The Tribunal de Defensa de la Libre Competencia (TDLC) partially accepted the claim for damages brought by Club Deportes Melipilla S.A.D.P. against the Asociación Nacional de Fútbol Profesional (ANFP).
Thus, it ordered the ANFP to pay the plaintiff the amount of 23,000 UF for consequential damages, with costs.
Previously, the ANFP had been sanctioned for restricting free competition by raising the value of the incorporation fee to be paid by teams promoted to the second category of professional soccer (Primera B).
The increase in the incorporation fee was seen as an artificial barrier that hindered entry into the market (Primera B) and hindered the ability of teams that could afford to pay it to compete.
In order to determine the damage to be compensated, the TDLC took into consideration the consequential damage suffered by Deportes Melipilla, which is equivalent to the 24,000 UF paid for the incorporation fee upon promotion to Primera B in 2018, minus 1,000 UF, the value of the incorporation fee in force prior to the increase and which was considered as not harmful to free competition.

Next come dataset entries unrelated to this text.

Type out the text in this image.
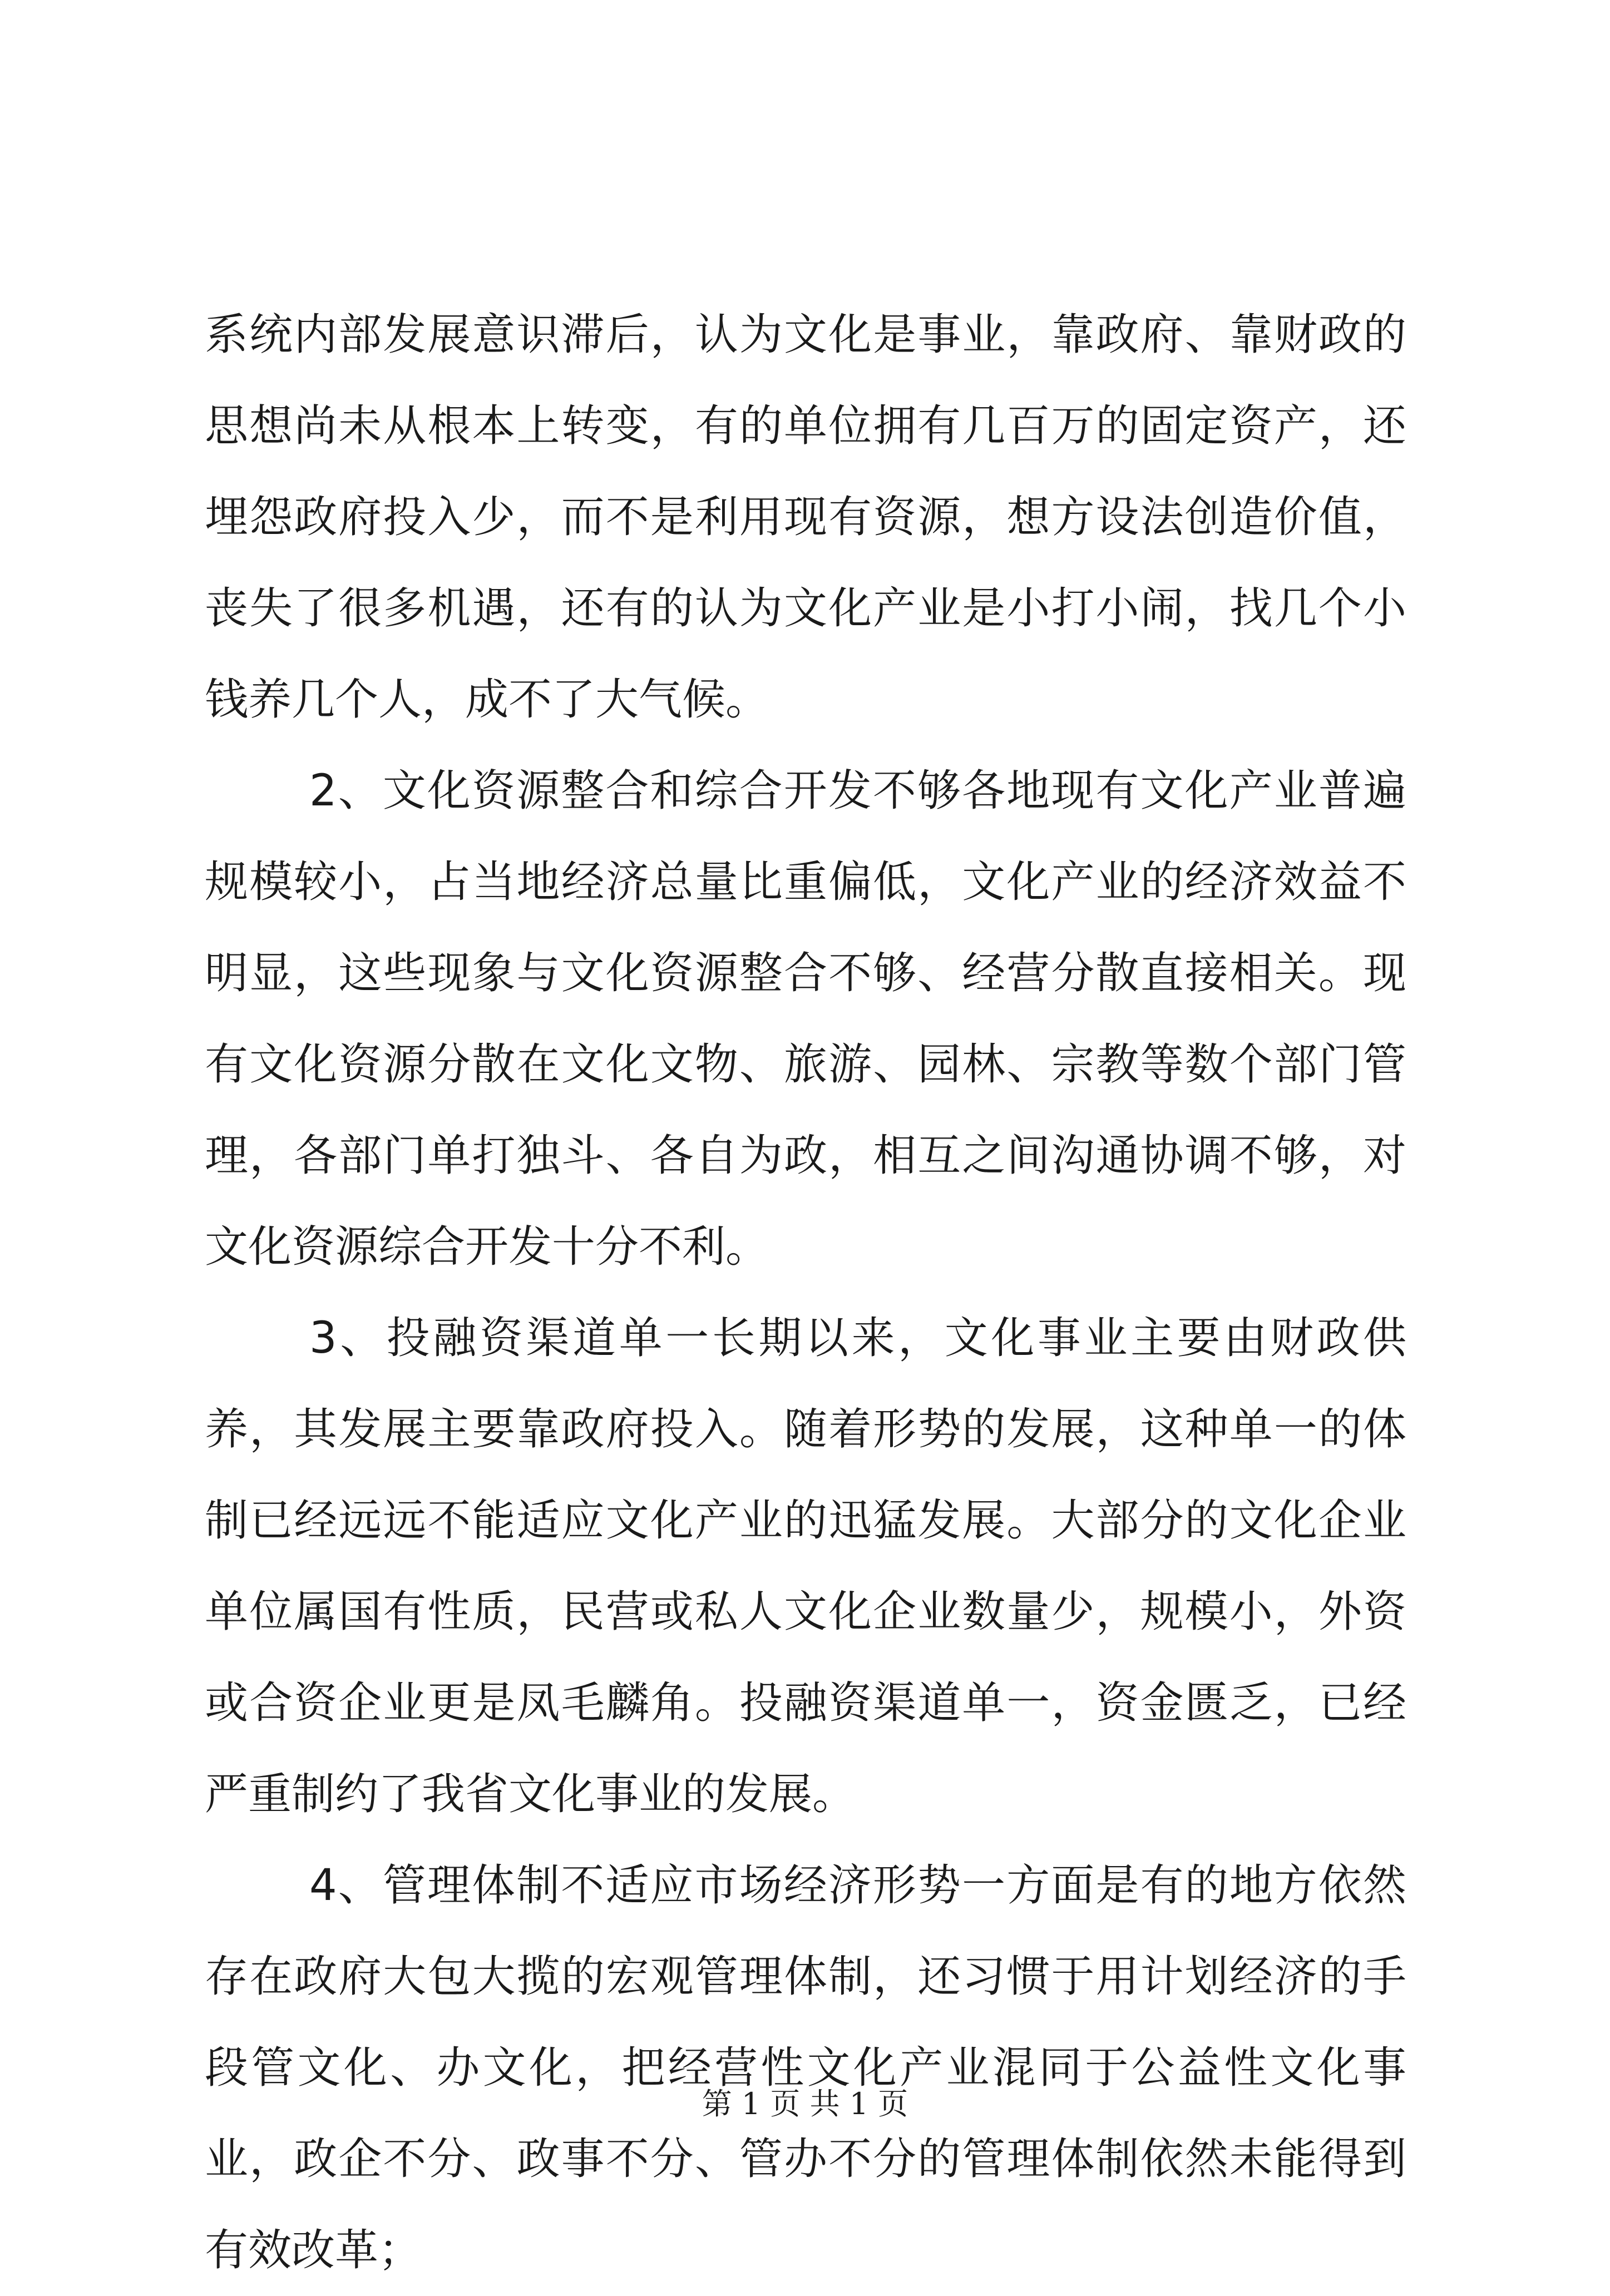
系统内部发展意识滞后，认为文化是事业，靠政府、靠财政的思想尚未从根本上转变，有的单位拥有几百万的固定资产，还埋怨政府投入少，而不是利用现有资源，想方设法创造价值，丧失了很多机遇，还有的认为文化产业是小打小闹，找几个小钱养几个人，成不了大气候。

2、文化资源整合和综合开发不够各地现有文化产业普遍规模较小，占当地经济总量比重偏低，文化产业的经济效益不明显，这些现象与文化资源整合不够、经营分散直接相关。现有文化资源分散在文化文物、旅游、园林、宗教等数个部门管理，各部门单打独斗、各自为政，相互之间沟通协调不够，对文化资源综合开发十分不利。

3、投融资渠道单一长期以来，文化事业主要由财政供养，其发展主要靠政府投入。随着形势的发展，这种单一的体制已经远远不能适应文化产业的迅猛发展。大部分的文化企业单位属国有性质，民营或私人文化企业数量少，规模小，外资或合资企业更是凤毛麟角。投融资渠道单一，资金匮乏，已经严重制约了我省文化事业的发展。

4、管理体制不适应市场经济形势一方面是有的地方依然存在政府大包大揽的宏观管理体制，还习惯于用计划经济的手段管文化、办文化，把经营性文化产业混同于公益性文化事业，政企不分、政事不分、管办不分的管理体制依然未能得到有效改革；

第 1 页 共 1 页
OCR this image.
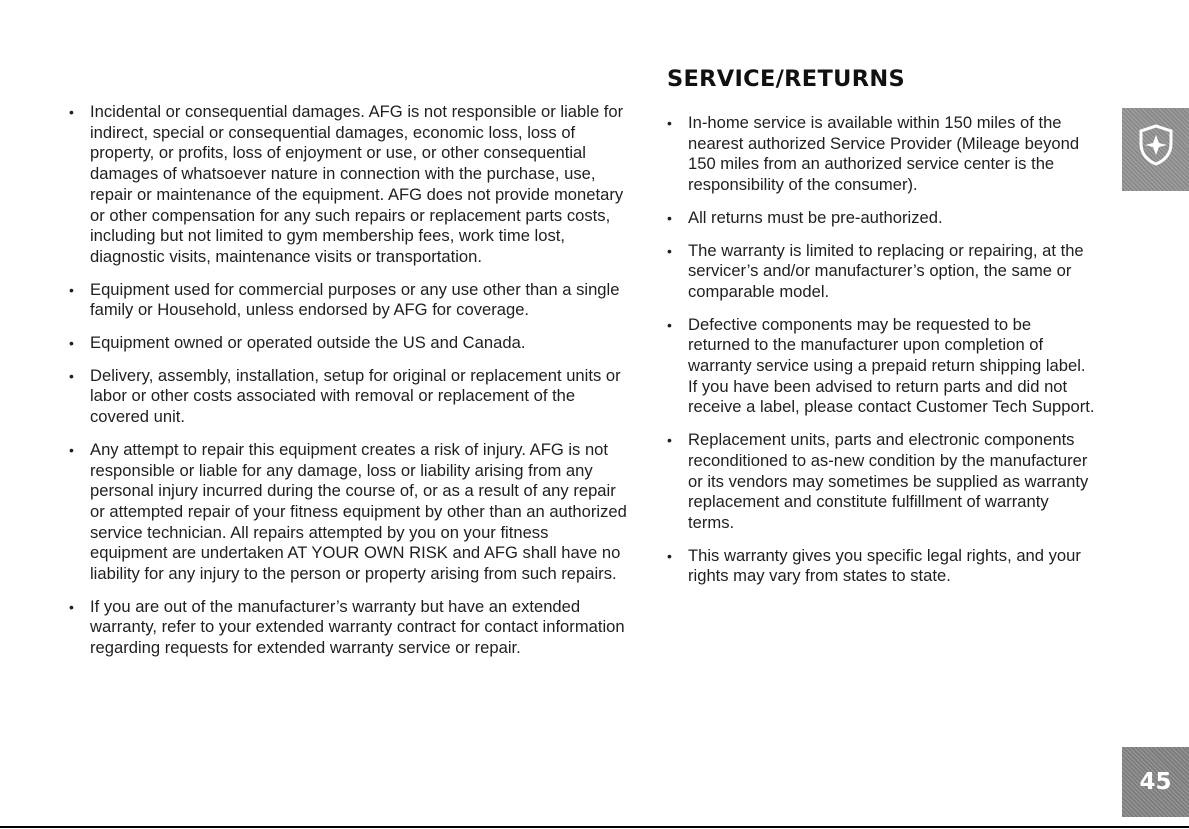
• Incidental or consequential damages. AFG is not responsible or liable for indirect, special or consequential damages, economic loss, loss of property, or profits, loss of enjoyment or use, or other consequential damages of whatsoever nature in connection with the purchase, use, repair or maintenance of the equipment. AFG does not provide monetary or other compensation for any such repairs or replacement parts costs, including but not limited to gym membership fees, work time lost, diagnostic visits, maintenance visits or transportation.
• Equipment used for commercial purposes or any use other than a single family or Household, unless endorsed by AFG for coverage.
• Equipment owned or operated outside the US and Canada.
• Delivery, assembly, installation, setup for original or replacement units or labor or other costs associated with removal or replacement of the covered unit.
• Any attempt to repair this equipment creates a risk of injury. AFG is not responsible or liable for any damage, loss or liability arising from any personal injury incurred during the course of, or as a result of any repair or attempted repair of your fitness equipment by other than an authorized service technician. All repairs attempted by you on your fitness equipment are undertaken AT YOUR OWN RISK and AFG shall have no liability for any injury to the person or property arising from such repairs.
• If you are out of the manufacturer’s warranty but have an extended warranty, refer to your extended warranty contract for contact information regarding requests for extended warranty service or repair.
SERVICE/RETURNS
• In-home service is available within 150 miles of the nearest authorized Service Provider (Mileage beyond 150 miles from an authorized service center is the responsibility of the consumer).
• All returns must be pre-authorized.
• The warranty is limited to replacing or repairing, at the servicer’s and/or manufacturer’s option, the same or comparable model.
• Defective components may be requested to be returned to the manufacturer upon completion of warranty service using a prepaid return shipping label. If you have been advised to return parts and did not receive a label, please contact Customer Tech Support.
• Replacement units, parts and electronic components reconditioned to as-new condition by the manufacturer or its vendors may sometimes be supplied as warranty replacement and constitute fulfillment of warranty terms.
• This warranty gives you specific legal rights, and your rights may vary from states to state.
45
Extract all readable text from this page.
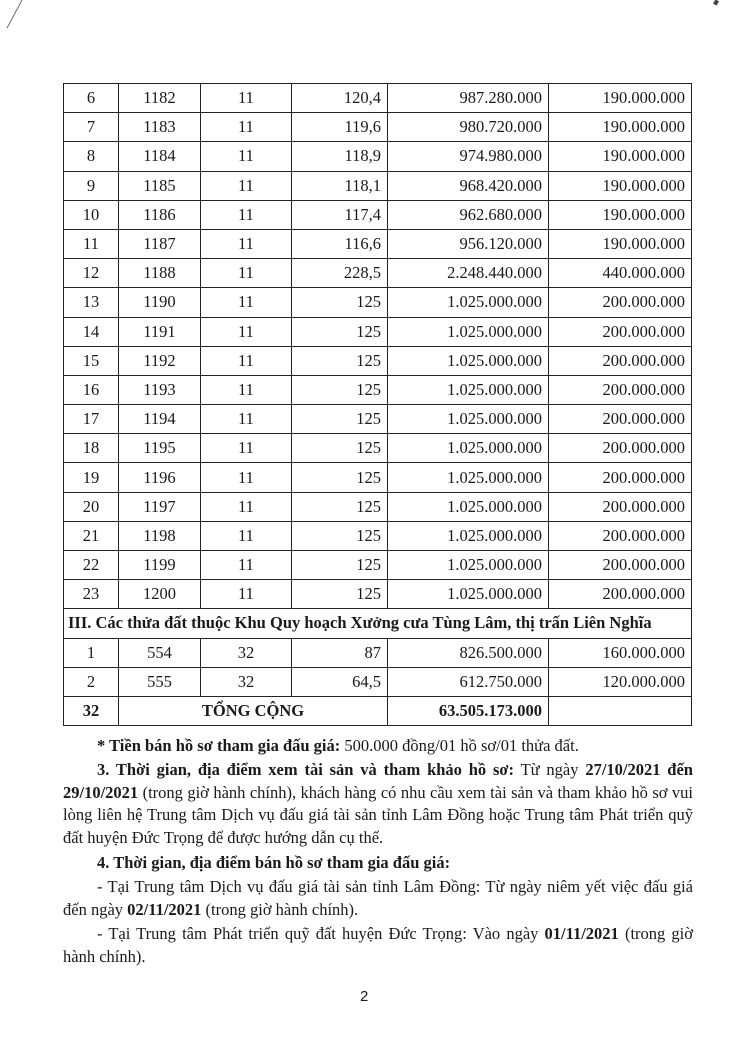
6	1182	11	120,4	987.280.000	190.000.000
7	1183	11	119,6	980.720.000	190.000.000
8	1184	11	118,9	974.980.000	190.000.000
9	1185	11	118,1	968.420.000	190.000.000
10	1186	11	117,4	962.680.000	190.000.000
11	1187	11	116,6	956.120.000	190.000.000
12	1188	11	228,5	2.248.440.000	440.000.000
13	1190	11	125	1.025.000.000	200.000.000
14	1191	11	125	1.025.000.000	200.000.000
15	1192	11	125	1.025.000.000	200.000.000
16	1193	11	125	1.025.000.000	200.000.000
17	1194	11	125	1.025.000.000	200.000.000
18	1195	11	125	1.025.000.000	200.000.000
19	1196	11	125	1.025.000.000	200.000.000
20	1197	11	125	1.025.000.000	200.000.000
21	1198	11	125	1.025.000.000	200.000.000
22	1199	11	125	1.025.000.000	200.000.000
23	1200	11	125	1.025.000.000	200.000.000
III. Các thửa đất thuộc Khu Quy hoạch Xưởng cưa Tùng Lâm, thị trấn Liên Nghĩa					
1	554	32	87	826.500.000	160.000.000
2	555	32	64,5	612.750.000	120.000.000
32	TỔNG CỘNG			63.505.173.000	
* Tiền bán hồ sơ tham gia đấu giá: 500.000 đồng/01 hồ sơ/01 thửa đất.
3. Thời gian, địa điểm xem tài sản và tham khảo hồ sơ: Từ ngày 27/10/2021 đến 29/10/2021 (trong giờ hành chính), khách hàng có nhu cầu xem tài sản và tham khảo hồ sơ vui lòng liên hệ Trung tâm Dịch vụ đấu giá tài sản tỉnh Lâm Đồng hoặc Trung tâm Phát triển quỹ đất huyện Đức Trọng để được hướng dẫn cụ thể.
4. Thời gian, địa điểm bán hồ sơ tham gia đấu giá:
- Tại Trung tâm Dịch vụ đấu giá tài sản tỉnh Lâm Đồng: Từ ngày niêm yết việc đấu giá đến ngày 02/11/2021 (trong giờ hành chính).
- Tại Trung tâm Phát triển quỹ đất huyện Đức Trọng: Vào ngày 01/11/2021 (trong giờ hành chính).
2
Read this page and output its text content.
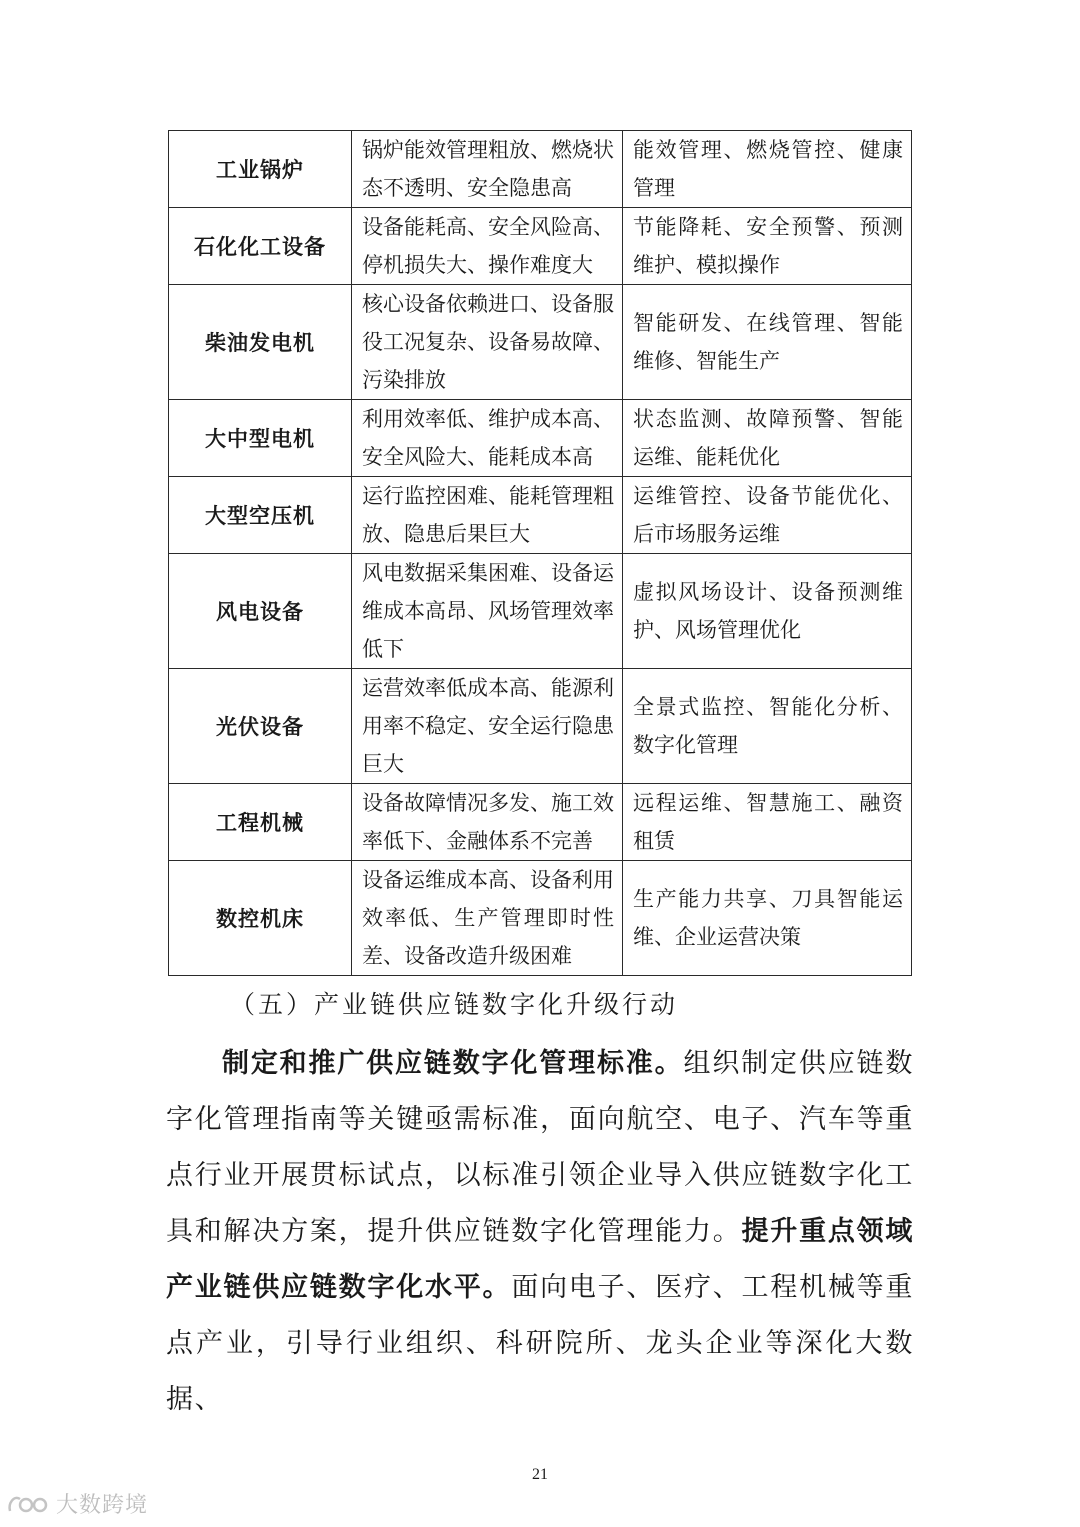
工业锅炉	锅炉能效管理粗放、燃烧状态不透明、安全隐患高	能效管理、燃烧管控、健康管理
石化化工设备	设备能耗高、安全风险高、停机损失大、操作难度大	节能降耗、安全预警、预测维护、模拟操作
柴油发电机	核心设备依赖进口、设备服役工况复杂、设备易故障、污染排放	智能研发、在线管理、智能维修、智能生产
大中型电机	利用效率低、维护成本高、安全风险大、能耗成本高	状态监测、故障预警、智能运维、能耗优化
大型空压机	运行监控困难、能耗管理粗放、隐患后果巨大	运维管控、设备节能优化、后市场服务运维
风电设备	风电数据采集困难、设备运维成本高昂、风场管理效率低下	虚拟风场设计、设备预测维护、风场管理优化
光伏设备	运营效率低成本高、能源利用率不稳定、安全运行隐患巨大	全景式监控、智能化分析、数字化管理
工程机械	设备故障情况多发、施工效率低下、金融体系不完善	远程运维、智慧施工、融资租赁
数控机床	设备运维成本高、设备利用效率低、生产管理即时性差、设备改造升级困难	生产能力共享、刀具智能运维、企业运营决策
（五）产业链供应链数字化升级行动

制定和推广供应链数字化管理标准。组织制定供应链数字化管理指南等关键亟需标准，面向航空、电子、汽车等重点行业开展贯标试点，以标准引领企业导入供应链数字化工具和解决方案，提升供应链数字化管理能力。提升重点领域产业链供应链数字化水平。面向电子、医疗、工程机械等重点产业，引导行业组织、科研院所、龙头企业等深化大数据、

21
大数跨境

Regarding the defenses raised by the ANFP, the court rejected (1) the plea of lack of jurisdiction, considering that the arbitration clause of its bylaws did not cover the action for compensation for damages arising from Judgment No. 173/2020; and (2) the plea of lack of standing to sue, noting that it is not linked to the fact of having participated in the infringement process, but to the allegation of having suffered damages arising from facts declared unlawful by a court judgment.
In this judgment, the TDLC addresses interesting aspects regarding the arbitrability of civil damages derived from an anticompetitive tort, identifying three requirements to grant jurisdiction to an arbitral tribunal to hear the damage derived from such kind of tort:
A-. that the wrongful act is already determined by a final judgment at the time the arbitration clause is entered into.
B-. that the clause provides for the cognizance of an action for damages arising from a clearly identified final and enforceable judgment.
C-. that the jurisdiction of the arbitral tribunal is limited to the determination of the existence of the damage, its quantification, and the tort-damage causal relationship.
However, the TDLC considered that the last two requirements were not verified in the case at hand, rejecting the exception of lack of jurisdiction raised by the ANFP.
Deportes Melipilla did not claim damages for moral damage and/or loss of profits, in circumstances in which the conviction did establish that the payment of the incorporation fee affected the ability to compete in the market of those who paid it. The calculation and proof of such damages would have been an interesting, albeit complex, issue.